Xavier Bertrand, Les Hauts-de-France, pionniers des politiques de l’emploi
À l’aube de la troisième révolution industrielle, notre économie se transforme de manière exponentielle, au rythme effréné des progrès technologiques. Intelligence artificielle, techno-médecine, impression 3D, big data et autres méthodes d’apprentissage automatique : cette transformation accélère l’évolution des tâches et des métiers des Français au quotidien. En effet, selon le Conseil d’orientation pour l’emploi, ce phénomène général que l’on peut appeler « automatisation » a le potentiel de transformer la moitié des emplois existants, de manière significative, voire très importante. Quelles politiques de l’emploi devons-nous mettre en place pour répondre à ces nouveaux défis ?
Olivier Faron, Sécurisation des parcours professionnels : de la genèse à l’expérimentation au sein du Cnam
La notion de sécurisation des parcours professionnels constitue une réponse au besoin croissant des actifs d’être accompagnés lors de transitions professionnelles devenues plus fréquentes, voire inévitables en raison des mutations économiques. Mettre opérationnellement en œuvre la sécurisation des parcours professionnels convoque une pluralité de registres allant de l’ingénierie socio-pédagogique à la définition d’un cadre juridique idoine, en passant par la gestion des compétences au sein des opérateurs mobilisés. Cette sécurisation des parcours professionnels a vocation à s’incarner dans le cadre d’une articulation bien trouvée des offres de services existantes qui devront parfois être complétées. La contribution potentielle des organismes de formation à la sécurisation des parcours professionnels est cruciale. L’exemple du Cnam en atteste : mise en place de guichets uniques AIOA (accueil, information, orientation et accompagnement), modularisation des parcours d’accès à la certification, définition d’une fonction accompagnement, etc.
Stéphane Junique, Comment sécuriser les parcours professionnels ?

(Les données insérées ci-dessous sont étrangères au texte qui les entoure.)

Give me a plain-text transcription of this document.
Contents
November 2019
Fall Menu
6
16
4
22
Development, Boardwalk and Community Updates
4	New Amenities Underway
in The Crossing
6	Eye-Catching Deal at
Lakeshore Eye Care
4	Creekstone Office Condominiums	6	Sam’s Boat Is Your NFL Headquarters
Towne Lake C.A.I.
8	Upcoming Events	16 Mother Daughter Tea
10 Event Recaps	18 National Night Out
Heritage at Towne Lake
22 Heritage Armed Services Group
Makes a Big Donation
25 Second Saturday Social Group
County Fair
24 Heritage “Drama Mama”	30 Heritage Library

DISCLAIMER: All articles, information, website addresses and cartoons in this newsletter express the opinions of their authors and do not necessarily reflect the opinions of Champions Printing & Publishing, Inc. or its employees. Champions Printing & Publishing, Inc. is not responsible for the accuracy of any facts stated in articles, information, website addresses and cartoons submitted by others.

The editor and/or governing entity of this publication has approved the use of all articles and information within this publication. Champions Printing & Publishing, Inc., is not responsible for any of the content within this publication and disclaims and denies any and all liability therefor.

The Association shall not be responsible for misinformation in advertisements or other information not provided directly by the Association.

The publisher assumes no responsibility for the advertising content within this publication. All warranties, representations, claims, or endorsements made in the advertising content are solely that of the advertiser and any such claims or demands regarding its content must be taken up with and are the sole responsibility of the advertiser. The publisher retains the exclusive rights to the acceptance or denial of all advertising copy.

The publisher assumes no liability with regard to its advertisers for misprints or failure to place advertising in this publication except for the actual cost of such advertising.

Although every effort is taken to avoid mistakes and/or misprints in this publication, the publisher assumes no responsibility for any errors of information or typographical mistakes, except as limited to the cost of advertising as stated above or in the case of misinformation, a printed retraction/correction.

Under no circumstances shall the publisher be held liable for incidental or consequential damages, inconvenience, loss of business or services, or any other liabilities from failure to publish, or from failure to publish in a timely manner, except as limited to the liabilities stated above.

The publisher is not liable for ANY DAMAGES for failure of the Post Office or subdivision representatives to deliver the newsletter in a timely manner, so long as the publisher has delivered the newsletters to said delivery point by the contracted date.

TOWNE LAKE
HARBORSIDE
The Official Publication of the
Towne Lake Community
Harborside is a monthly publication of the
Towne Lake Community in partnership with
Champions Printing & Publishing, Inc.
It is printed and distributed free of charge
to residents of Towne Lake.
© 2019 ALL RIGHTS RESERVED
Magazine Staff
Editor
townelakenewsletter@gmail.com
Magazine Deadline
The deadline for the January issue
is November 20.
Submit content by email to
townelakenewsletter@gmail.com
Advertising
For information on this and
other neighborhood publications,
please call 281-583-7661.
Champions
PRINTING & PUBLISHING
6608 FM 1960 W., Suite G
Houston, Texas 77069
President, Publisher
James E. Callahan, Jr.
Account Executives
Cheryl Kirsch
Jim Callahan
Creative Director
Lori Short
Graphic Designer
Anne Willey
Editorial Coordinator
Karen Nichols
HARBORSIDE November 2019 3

À l’heure où les mutations du travail et les bouleversements sociétaux constituent des lames de fond sans précédent dans l’émergence de parcours professionnels et de vie plus fragmentés, la manière d’imaginer leur sécurisation est une véritable gageure collective. Parler des parcours professionnels, c’est parler des parcours de vie. À la pluralité des parcours, doivent répondre non pas une, mais des protections sociales où la personnalisation des réponses et de l’accompagnement ne rime pas avec une individualisation de leur financement. Les acteurs à but non lucratifs conjuguent de nombreux atouts pour répondre à ces enjeux de manière durable et responsable.